Wikipedia begins their article on Perot with: Henry Ross Perot is an American businessman best known for running for President of the United States in 1992 and 1996.
Well, maybe he is “best known” for his failed attempts at the presidency; but I have much higher regard for his abilities as an economist and an elevator service technician, although I’m not sure he’s ever claimed to be either one.
First, let’s talk about economists. They live by their concepts and theories, with SUPPLY and DEMAND being the holy grail.
Three Ways to Look at Supply and Demand When Starting a New Business
There are essentially three approaches.
- Open a business doing something you think you’re really good at doing or something you really enjoy, OR find an infinite supply of a product you can sell. Then find your customers.
- Discover a reachable group of potential customers with a genuinely identifiable need. Then figure out a way to fulfill that need.
- And the best of all: Find an infinite source of goods or services, known as SUPPLY, then find an infinite group of hungry customers, known as DEMAND – and BECOME THE LINK.
And that’s exactly what Ross Perot did, in typical Perot style.
Regardless of what you may have thought of Perot as a presidential candidate, he is, without doubt, one bright, aggressive, determined soul. He entered the U.S. Naval Academy, became president of his graduating class, but soon decided against a career in the military.
He then joined the IBM sales team, back when IBM was King of Computing, in the days long before personal computing. His world was one of giant mainframes and he quickly soared to the top of the sales leader board.
One year, he met his annual sales quota in two weeks!
He left IBM in 1962 and founded EDS, Electronic Data Systems, but he made a single discovery before he left IBM that would make him his fortune.
Most of the big computers he sold to his IBM clients were only utilized for a few hours each day. They sat idle most of the time. Perot asked his clients if he could buy this idle time from them, and of course, they were more than happy to lease this time to him.
Perot then went out to sell this data processing time to his new clients. However, he did not meet with immediate success. In fact, he got a big NO on his first 77 attempts to sell. But then, on his 78th presentation – SUCCESS, and it got much easier from that point, eventually including huge and very profitable contracts from the US government, even the job of computerizing Medicare records.
But wait, what’s this about fixing elevators?
As we know, Perot had ample supply (idle computing time); and he had demand (lots of paperwork that would eventually be replaced by computers), although many of his future clients did not yet know it.
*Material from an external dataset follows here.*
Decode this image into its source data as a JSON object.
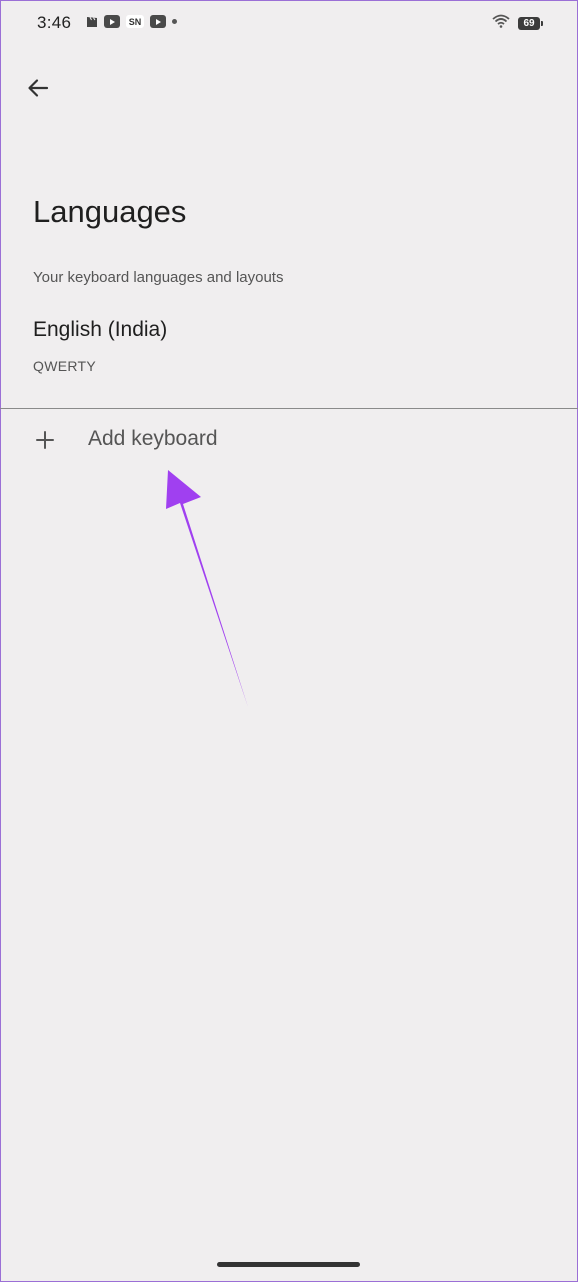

Perot once pitched an account that was handling all its employees healthcare insurance claims in-house. This client did not feel that processing paperwork was too overwhelming for his staff, and decided against signing with Perot.
Only a few weeks later, Perot got a call from the prospect, “Help, we need your services.”
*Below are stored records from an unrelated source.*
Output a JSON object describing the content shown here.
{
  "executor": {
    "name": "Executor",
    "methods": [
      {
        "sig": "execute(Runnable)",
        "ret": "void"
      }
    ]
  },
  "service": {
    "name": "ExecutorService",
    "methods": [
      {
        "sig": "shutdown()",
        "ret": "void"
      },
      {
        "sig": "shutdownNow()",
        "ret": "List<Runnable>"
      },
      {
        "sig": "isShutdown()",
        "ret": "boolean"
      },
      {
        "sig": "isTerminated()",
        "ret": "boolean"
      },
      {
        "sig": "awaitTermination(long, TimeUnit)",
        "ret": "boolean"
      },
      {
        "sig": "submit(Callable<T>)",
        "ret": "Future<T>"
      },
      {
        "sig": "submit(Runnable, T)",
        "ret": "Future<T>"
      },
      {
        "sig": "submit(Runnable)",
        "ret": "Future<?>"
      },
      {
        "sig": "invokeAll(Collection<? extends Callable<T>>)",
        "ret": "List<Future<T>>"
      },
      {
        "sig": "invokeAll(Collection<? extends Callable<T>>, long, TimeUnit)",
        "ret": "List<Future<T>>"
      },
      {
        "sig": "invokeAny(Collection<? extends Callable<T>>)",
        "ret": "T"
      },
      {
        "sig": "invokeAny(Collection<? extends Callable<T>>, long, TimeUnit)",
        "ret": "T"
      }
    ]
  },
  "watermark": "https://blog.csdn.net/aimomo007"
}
As it turned out, the overworked claims processors, when they found themselves hopelessly behind in their work, had taken to the nasty habit of depositing employee’s claim forms down the elevator shaft… thousands and thousands of sheets of paper.
Until one day, the pit (the area at the bottom of an elevator shaft) became so filled with forms that the elevator could no long come to rest at the first floor.
The client signed immediately.
Ross Perot eventually sold EDS to General Motors in 1984 for a mere $2.4 billion.